In order for n + x to be equal to n ^ x, x must have a 0 value in all the bits corresponding with the 1 bits of n (marked with = above), and either 0 or 1 value in the bits corresponding with the 0 bits of n (marked with - above). This doesn't include the leading 0s (marked with ~ above), since x must be <= n, so any leading 0s in n must also have a 0 value in x.

This means that the total number of x's for which n + x == n ^ x is
2^{the number of 0s in n, not including leading 0s}.

In the case of n = 1000000000000000, there are 30 such 0 bits, so the total number of x's that satisfy the requirement is 2³⁰.

Here's one way to compute the total number of x's :

long n = 1000000000000000L;
int zeroBitsCount = 0;
while (n > 0) {
    if (n % 2 == 0) {
        zeroBitsCount++; // counts the number of non-leading 0 bits
    }
    n = n >> 1; // divide n by 2 in order to examine the next bit in the next iteration
}
long total = 1L << zeroBitsCount; // the total is 2^(the 0 bits count)

Answer 2

I came to the same result, but via a different explanation, so thought I might post it here.

Eran's answer got to the same conclusion that I did : to modify the zeroes in the binary representation of the initial number - that is pretty straightforward.

Let's suppose our number is

101010100

so it has 5 zeroes.

you need all the possible combinations of:

• a single zero
• two zeroes
• three zeroes
• four zeroes
• five zeroes

that is actually :

 comb(1,5) + comb(2,5) + comb(3,5) + comb(4,5) + comb (5,5)

that is a well known formula being equal to:

pow(2,n) // where n is five in our case

from there the solution is obvious...

Answer 3

This is a simple question if you know little bit about XOR. I don't know much about java. But I can explain in python.

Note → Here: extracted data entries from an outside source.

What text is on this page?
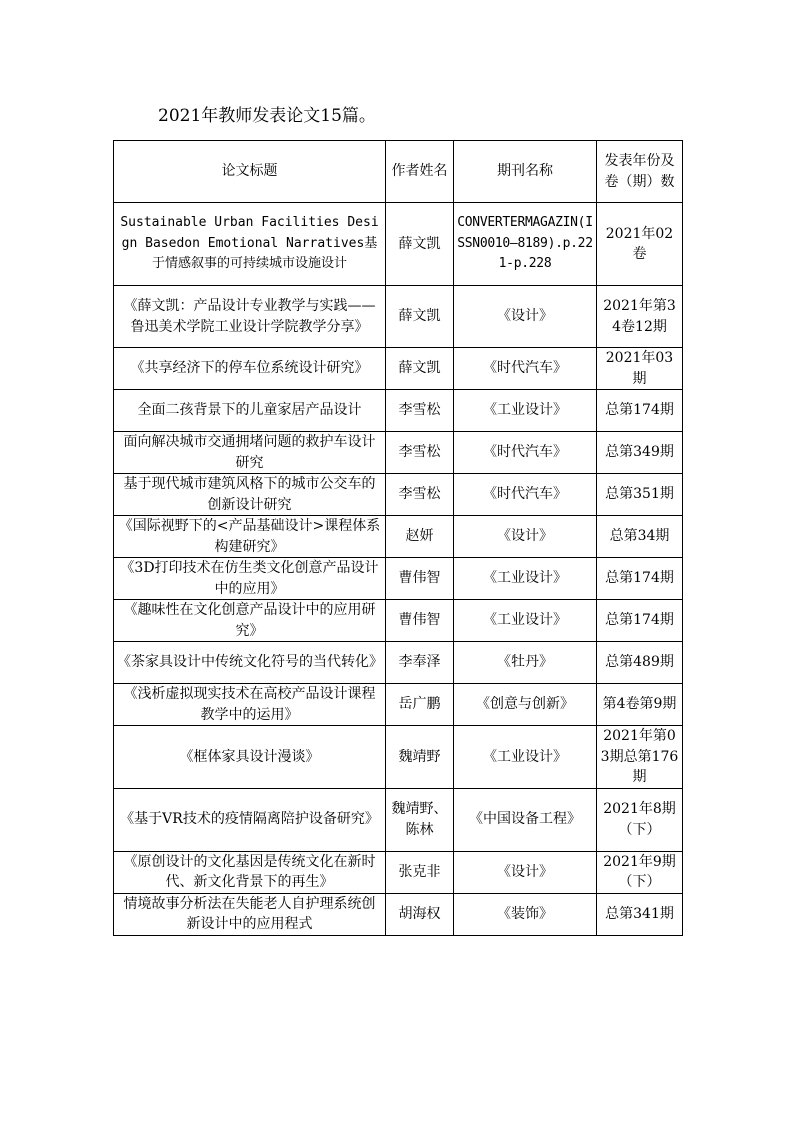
2021年教师发表论文15篇。
论文标题	作者姓名	期刊名称	发表年份及卷（期）数
Sustainable Urban Facilities Design Basedon Emotional Narratives基于情感叙事的可持续城市设施设计	薛文凯	CONVERTERMAGAZIN(ISSN0010—8189).p.221-p.228	2021年02卷
《薛文凯：产品设计专业教学与实践——鲁迅美术学院工业设计学院教学分享》	薛文凯	《设计》	2021年第34卷12期
《共享经济下的停车位系统设计研究》	薛文凯	《时代汽车》	2021年03期
全面二孩背景下的儿童家居产品设计	李雪松	《工业设计》	总第174期
面向解决城市交通拥堵问题的救护车设计研究	李雪松	《时代汽车》	总第349期
基于现代城市建筑风格下的城市公交车的创新设计研究	李雪松	《时代汽车》	总第351期
《国际视野下的<产品基础设计>课程体系构建研究》	赵妍	《设计》	总第34期
《3D打印技术在仿生类文化创意产品设计中的应用》	曹伟智	《工业设计》	总第174期
《趣味性在文化创意产品设计中的应用研究》	曹伟智	《工业设计》	总第174期
《茶家具设计中传统文化符号的当代转化》	李奉泽	《牡丹》	总第489期
《浅析虚拟现实技术在高校产品设计课程教学中的运用》	岳广鹏	《创意与创新》	第4卷第9期
《框体家具设计漫谈》	魏靖野	《工业设计》	2021年第03期总第176期
《基于VR技术的疫情隔离陪护设备研究》	魏靖野、陈林	《中国设备工程》	2021年8期（下）
《原创设计的文化基因是传统文化在新时代、新文化背景下的再生》	张克非	《设计》	2021年9期（下）
情境故事分析法在失能老人自护理系统创新设计中的应用程式	胡海权	《装饰》	总第341期
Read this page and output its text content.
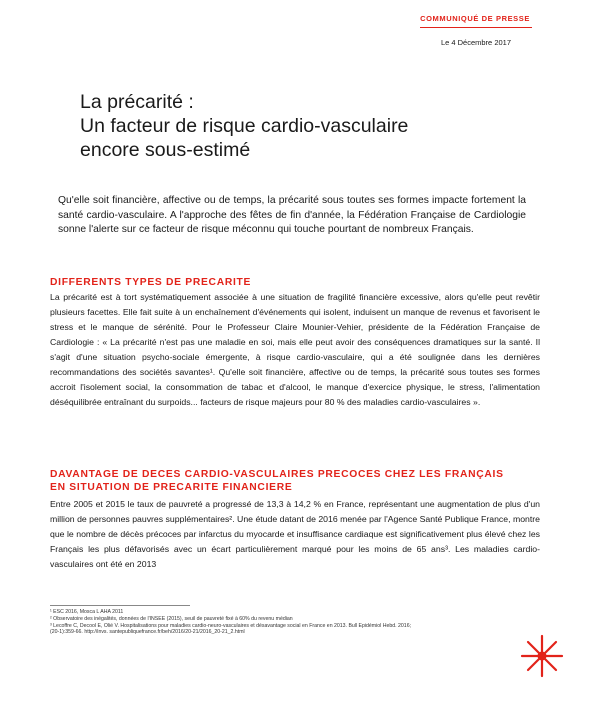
COMMUNIQUÉ DE PRESSE
Le 4 Décembre 2017
La précarité :
Un facteur de risque cardio-vasculaire
encore sous-estimé

Qu'elle soit financière, affective ou de temps, la précarité sous toutes ses formes impacte fortement la santé cardio-vasculaire. A l'approche des fêtes de fin d'année, la Fédération Française de Cardiologie sonne l'alerte sur ce facteur de risque méconnu qui touche pourtant de nombreux Français.

DIFFERENTS TYPES DE PRECARITE

La précarité est à tort systématiquement associée à une situation de fragilité financière excessive, alors qu'elle peut revêtir plusieurs facettes. Elle fait suite à un enchaînement d'événements qui isolent, induisent un manque de revenus et favorisent le stress et le manque de sérénité. Pour le Professeur Claire Mounier-Vehier, présidente de la Fédération Française de Cardiologie : « La précarité n'est pas une maladie en soi, mais elle peut avoir des conséquences dramatiques sur la santé. Il s'agit d'une situation psycho-sociale émergente, à risque cardio-vasculaire, qui a été soulignée dans les dernières recommandations des sociétés savantes¹. Qu'elle soit financière, affective ou de temps, la précarité sous toutes ses formes accroit l'isolement social, la consommation de tabac et d'alcool, le manque d'exercice physique, le stress, l'alimentation déséquilibrée entraînant du surpoids... facteurs de risque majeurs pour 80 % des maladies cardio-vasculaires ».

DAVANTAGE DE DECES CARDIO-VASCULAIRES PRECOCES CHEZ LES FRANÇAIS
EN SITUATION DE PRECARITE FINANCIERE

Entre 2005 et 2015 le taux de pauvreté a progressé de 13,3 à 14,2 % en France, représentant une augmentation de plus d'un million de personnes pauvres supplémentaires². Une étude datant de 2016 menée par l'Agence Santé Publique France, montre que le nombre de décès précoces par infarctus du myocarde et insuffisance cardiaque est significativement plus élevé chez les Français les plus défavorisés avec un écart particulièrement marqué pour les moins de 65 ans³. Les maladies cardio-vasculaires ont été en 2013

¹ ESC 2016, Mosca L AHA 2011
² Observatoire des inégalités, données de l'INSEE (2015), seuil de pauvreté fixé à 60% du revenu médian
³ Lecoffre C, Decool E, Olié V. Hospitalisations pour maladies cardio-neuro-vasculaires et désavantage social en France en 2013. Bull Epidémiol Hebd. 2016;
(20-1):359-66. http://invs. santepubliquefrance.fr/beh/2016/20-21/2016_20-21_2.html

1.First convert the number to binary. 2.Count the number of zeros in that binary number. 3.print 2 ^ (number of zeros) and that's it.

Here is my python code.

n = int(input())
sum = 0
if n!=0:
    n=str(bin(n))
    for i in range(len(n)):
            if n[i]=='0':
           sum = sum + 1
    print(2**(sum-1))
else: print(1)

The reason to decrement the sum by 1 is, in python it convert the number to the binary as this format. e.g: 0b'10101.

Answer 4

public static void main (String[] args) {
    Scanner in = new Scanner (System.in);
    long n = in.nextLong();
    long count = 1L << (64-Long.bitCount(n)-Long.numberOfLeadingZeros(n));
    System.out.println(count);
}